Hillary Clinton, the US Secretary of State, ordered a damage assessment of what the couple may have revealed to the Cuban authorities. In particular, the department is concerned that Mr Myers did not stop at revealing details about the CIA's activities in Cuba but may also have passed on information about their activities in Russia, China and elsewhere.
As an adjunct professor of Johns Hopkins University, Mr Myers could also have passed on details of students likely to end up working for the CIA.
He was a professor of international relations, particularly of British politics, and a critic of Tony Blair's government. In the final months of his State Department career, he caused an international storm by claiming there was no "special relationship" between Britain and the US and that he felt "ashamed" of the way Tony Blair had been treated, winning nothing in return for his support for the war in Iraq.
Mr Myers was a 41-year-old contractor working as a teacher at the State Department's Foreign Service Institute when he first traveled to Cuba in December 1978.

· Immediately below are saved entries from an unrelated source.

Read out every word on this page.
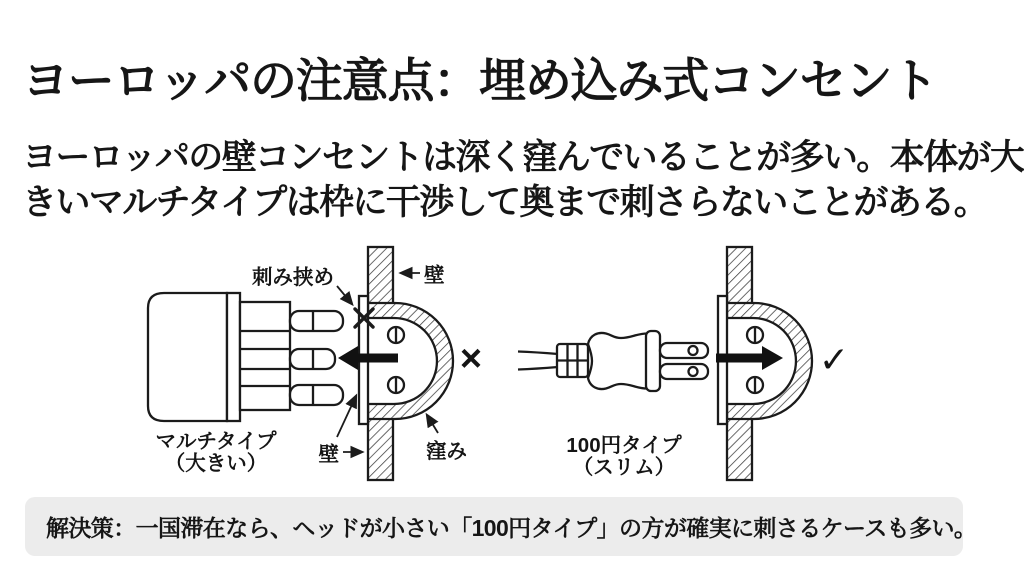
ヨーロッパの注意点：埋め込み式コンセント
ヨーロッパの壁コンセントは深く窪んでいることが多い。本体が大
きいマルチタイプは枠に干渉して奥まで刺さらないことがある。
×
刺み挟め	壁
壁	窪み
マルチタイプ
（大きい）
✓
100円タイプ
（スリム）
解決策：一国滞在なら、ヘッドが小さい「100円タイプ」の方が確実に刺さるケースも多い。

"I have become so bitter these past few months. Watching the evening news is a radicalizing experience," he wrote in a diary entry from the trip, released in court documents. Castro's Cuba, by contrast, was "so exciting" and the revolution had "released enormous potential and liberated the Cuban spirit".
The couple are due in court for a bail hearing on Wednesday. They have pleaded not guilty to conspiracy, fraud and being agents of a foreign government.